- Born: November 23, 1970 Minneapolis, Minnesota, United States
- Education: Master of Architecture
- Alma mater: Southern California Institute of Architecture,(SCI-Arc)
- Occupation: Architect

= Jeffrey Eyster =

American architect

Jeffrey Eyster (born 1970, Minneapolis) is a licensed architect in California, principal of his firm æ architecture, and a member of the American Institute of Architects.

==Career==
In 2007, Jeffrey Eyster designed and built a sustainable wood and glass modern home in the Hollywood Hills featured in the Los Angeles Times and shortly thereafter photographed by American architectural photographer Julius Shulman.
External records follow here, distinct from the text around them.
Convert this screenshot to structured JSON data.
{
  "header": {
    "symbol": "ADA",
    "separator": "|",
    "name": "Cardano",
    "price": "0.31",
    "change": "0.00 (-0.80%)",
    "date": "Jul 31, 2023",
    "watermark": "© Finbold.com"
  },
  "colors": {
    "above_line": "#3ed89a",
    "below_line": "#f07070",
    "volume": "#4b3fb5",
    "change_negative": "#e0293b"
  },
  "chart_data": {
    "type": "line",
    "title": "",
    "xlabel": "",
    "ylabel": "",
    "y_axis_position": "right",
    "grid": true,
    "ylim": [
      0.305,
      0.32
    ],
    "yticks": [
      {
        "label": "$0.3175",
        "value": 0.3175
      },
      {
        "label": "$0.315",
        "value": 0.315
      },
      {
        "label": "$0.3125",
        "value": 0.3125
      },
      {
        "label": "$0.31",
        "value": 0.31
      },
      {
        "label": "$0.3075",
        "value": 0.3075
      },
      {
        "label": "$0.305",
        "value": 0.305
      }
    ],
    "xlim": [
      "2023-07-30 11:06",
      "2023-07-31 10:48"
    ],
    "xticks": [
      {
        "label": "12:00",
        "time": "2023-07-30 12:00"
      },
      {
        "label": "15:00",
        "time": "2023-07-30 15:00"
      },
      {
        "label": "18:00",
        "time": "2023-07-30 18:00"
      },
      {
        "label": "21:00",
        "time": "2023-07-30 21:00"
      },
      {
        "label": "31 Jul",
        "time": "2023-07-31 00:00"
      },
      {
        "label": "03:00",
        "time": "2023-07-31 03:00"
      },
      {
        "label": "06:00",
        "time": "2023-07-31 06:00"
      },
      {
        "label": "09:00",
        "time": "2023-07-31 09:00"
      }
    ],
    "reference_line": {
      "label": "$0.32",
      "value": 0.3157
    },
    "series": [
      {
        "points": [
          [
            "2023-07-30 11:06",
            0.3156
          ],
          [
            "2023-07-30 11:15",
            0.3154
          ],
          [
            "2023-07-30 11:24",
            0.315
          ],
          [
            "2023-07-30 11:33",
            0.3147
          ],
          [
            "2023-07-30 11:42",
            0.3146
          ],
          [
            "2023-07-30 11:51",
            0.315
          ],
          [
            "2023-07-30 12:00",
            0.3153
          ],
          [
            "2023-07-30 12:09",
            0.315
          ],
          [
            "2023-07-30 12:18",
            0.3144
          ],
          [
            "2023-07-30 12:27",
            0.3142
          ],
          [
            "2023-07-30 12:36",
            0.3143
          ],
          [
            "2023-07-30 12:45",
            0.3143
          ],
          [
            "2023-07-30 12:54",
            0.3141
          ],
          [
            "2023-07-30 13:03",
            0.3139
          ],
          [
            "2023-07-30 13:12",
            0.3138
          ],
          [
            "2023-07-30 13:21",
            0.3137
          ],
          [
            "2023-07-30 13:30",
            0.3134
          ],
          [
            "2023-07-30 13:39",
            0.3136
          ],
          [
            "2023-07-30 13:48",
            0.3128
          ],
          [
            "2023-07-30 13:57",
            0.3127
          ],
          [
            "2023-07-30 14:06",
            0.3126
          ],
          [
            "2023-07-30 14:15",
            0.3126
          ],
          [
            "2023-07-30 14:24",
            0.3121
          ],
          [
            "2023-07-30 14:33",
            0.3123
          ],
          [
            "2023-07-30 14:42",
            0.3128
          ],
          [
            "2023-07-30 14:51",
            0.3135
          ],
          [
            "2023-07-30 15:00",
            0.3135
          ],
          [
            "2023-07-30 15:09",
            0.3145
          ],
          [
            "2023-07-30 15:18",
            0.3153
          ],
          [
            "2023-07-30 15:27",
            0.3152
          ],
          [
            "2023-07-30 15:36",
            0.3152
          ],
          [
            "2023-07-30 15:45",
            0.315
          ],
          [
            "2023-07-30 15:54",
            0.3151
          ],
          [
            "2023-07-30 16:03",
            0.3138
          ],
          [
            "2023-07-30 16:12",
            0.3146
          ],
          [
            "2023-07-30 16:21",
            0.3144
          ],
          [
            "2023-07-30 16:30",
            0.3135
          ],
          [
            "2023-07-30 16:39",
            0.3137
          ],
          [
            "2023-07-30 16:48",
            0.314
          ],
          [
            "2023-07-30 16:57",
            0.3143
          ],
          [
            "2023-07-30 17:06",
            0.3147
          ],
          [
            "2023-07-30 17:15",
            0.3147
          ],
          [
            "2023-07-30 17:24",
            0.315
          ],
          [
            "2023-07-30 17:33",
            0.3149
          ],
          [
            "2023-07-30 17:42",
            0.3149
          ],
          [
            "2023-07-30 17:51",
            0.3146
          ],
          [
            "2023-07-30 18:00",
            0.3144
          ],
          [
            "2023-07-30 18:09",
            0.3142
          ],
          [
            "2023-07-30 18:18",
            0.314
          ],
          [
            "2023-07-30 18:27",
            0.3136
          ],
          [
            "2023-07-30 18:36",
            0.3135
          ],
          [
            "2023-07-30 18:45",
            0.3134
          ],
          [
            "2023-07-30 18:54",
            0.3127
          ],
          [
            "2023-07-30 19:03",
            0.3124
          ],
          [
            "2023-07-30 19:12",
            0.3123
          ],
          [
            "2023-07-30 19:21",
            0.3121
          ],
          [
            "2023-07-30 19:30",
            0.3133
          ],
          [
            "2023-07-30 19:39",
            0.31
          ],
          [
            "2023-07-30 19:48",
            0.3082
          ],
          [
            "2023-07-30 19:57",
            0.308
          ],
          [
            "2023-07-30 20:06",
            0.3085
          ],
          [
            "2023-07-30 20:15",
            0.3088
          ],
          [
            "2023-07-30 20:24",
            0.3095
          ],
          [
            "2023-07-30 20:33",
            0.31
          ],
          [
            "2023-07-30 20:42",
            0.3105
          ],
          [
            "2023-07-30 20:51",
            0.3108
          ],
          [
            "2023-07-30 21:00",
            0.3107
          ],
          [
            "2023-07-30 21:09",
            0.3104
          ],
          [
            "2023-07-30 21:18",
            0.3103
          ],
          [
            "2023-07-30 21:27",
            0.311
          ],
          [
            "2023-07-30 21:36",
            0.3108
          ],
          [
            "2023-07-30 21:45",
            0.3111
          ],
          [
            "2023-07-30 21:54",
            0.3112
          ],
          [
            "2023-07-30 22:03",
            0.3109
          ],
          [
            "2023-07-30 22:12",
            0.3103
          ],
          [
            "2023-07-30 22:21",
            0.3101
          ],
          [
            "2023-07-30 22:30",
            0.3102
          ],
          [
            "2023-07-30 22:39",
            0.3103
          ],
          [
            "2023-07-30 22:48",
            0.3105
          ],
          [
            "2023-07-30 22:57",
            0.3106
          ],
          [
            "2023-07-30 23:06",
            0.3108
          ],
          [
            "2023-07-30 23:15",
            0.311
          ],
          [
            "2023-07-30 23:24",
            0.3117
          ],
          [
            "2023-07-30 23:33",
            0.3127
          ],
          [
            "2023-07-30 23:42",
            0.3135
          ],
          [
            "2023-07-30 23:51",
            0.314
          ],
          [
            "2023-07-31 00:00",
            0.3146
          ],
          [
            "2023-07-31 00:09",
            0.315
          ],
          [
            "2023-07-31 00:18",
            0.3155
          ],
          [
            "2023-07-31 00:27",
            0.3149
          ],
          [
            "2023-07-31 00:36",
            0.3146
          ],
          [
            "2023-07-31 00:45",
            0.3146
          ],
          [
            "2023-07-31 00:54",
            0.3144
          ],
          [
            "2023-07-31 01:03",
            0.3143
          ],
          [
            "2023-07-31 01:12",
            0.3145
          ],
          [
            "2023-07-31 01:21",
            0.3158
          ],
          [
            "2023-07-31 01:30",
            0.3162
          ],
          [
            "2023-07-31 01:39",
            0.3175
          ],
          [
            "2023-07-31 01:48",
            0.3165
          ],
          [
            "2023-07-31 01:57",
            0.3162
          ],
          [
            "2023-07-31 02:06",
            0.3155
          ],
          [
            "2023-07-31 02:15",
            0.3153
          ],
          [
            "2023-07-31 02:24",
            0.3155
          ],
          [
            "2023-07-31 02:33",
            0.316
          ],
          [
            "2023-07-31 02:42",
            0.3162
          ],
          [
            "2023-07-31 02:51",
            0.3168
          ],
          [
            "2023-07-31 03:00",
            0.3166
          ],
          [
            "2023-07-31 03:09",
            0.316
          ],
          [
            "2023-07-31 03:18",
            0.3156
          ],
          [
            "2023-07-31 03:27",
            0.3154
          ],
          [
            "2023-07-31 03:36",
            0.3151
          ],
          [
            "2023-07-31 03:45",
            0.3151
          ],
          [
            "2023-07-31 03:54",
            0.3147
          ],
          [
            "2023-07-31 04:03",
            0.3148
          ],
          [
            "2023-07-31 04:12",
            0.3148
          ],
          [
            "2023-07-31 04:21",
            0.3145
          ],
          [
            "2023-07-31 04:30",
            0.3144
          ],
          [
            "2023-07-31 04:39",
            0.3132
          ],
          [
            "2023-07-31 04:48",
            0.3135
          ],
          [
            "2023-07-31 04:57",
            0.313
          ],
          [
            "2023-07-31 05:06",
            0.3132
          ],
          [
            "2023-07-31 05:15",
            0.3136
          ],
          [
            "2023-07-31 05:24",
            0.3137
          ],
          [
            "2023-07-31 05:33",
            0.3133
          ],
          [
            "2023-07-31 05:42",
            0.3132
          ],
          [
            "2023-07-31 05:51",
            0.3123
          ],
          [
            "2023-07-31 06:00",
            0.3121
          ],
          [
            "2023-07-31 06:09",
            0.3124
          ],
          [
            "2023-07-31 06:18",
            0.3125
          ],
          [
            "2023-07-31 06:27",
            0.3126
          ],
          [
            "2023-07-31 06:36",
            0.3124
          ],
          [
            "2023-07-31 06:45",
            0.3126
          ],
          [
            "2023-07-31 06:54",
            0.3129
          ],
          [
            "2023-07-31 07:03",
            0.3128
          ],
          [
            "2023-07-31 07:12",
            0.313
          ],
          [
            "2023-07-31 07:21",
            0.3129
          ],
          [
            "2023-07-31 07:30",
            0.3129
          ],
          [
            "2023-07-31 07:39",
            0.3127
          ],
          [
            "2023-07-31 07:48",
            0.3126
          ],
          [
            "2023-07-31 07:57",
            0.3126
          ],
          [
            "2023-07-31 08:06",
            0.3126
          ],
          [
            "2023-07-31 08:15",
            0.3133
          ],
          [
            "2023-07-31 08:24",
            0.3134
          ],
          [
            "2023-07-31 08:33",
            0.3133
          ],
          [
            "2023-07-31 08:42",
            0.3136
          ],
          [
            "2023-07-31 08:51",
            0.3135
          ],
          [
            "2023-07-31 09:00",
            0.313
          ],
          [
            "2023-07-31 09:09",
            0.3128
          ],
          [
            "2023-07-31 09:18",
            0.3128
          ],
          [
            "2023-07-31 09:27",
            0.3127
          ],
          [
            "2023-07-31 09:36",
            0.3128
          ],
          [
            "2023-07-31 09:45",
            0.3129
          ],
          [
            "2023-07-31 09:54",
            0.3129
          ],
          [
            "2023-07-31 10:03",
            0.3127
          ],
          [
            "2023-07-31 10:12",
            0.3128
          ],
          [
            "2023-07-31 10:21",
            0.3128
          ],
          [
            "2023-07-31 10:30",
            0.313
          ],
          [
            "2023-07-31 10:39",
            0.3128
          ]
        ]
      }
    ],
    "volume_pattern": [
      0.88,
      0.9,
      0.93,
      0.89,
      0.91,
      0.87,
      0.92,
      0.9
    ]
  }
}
He wrote about Shulman photographing the home for the architectural design magazine Domus. In 2008 Jeffrey Eyster lectured about the home in the context of Hollywood Hills Case Study Houses at the Center of Contemporary Architecture In Moscow Russia. Photographs of the house are presented at Bergamot Station in Santa Monica. The El Segundo Museum of Art exhibited a photo of the home taken by Julius Shulman and Juergen Nogai.

==Education==
As a student Jeffrey Eyster studied with architectural theorist Lebbeus Woods and Ray Kappe, the founding Director of the Southern California Institute of Architecture (SCI-Arc) where he received his Master of Architecture.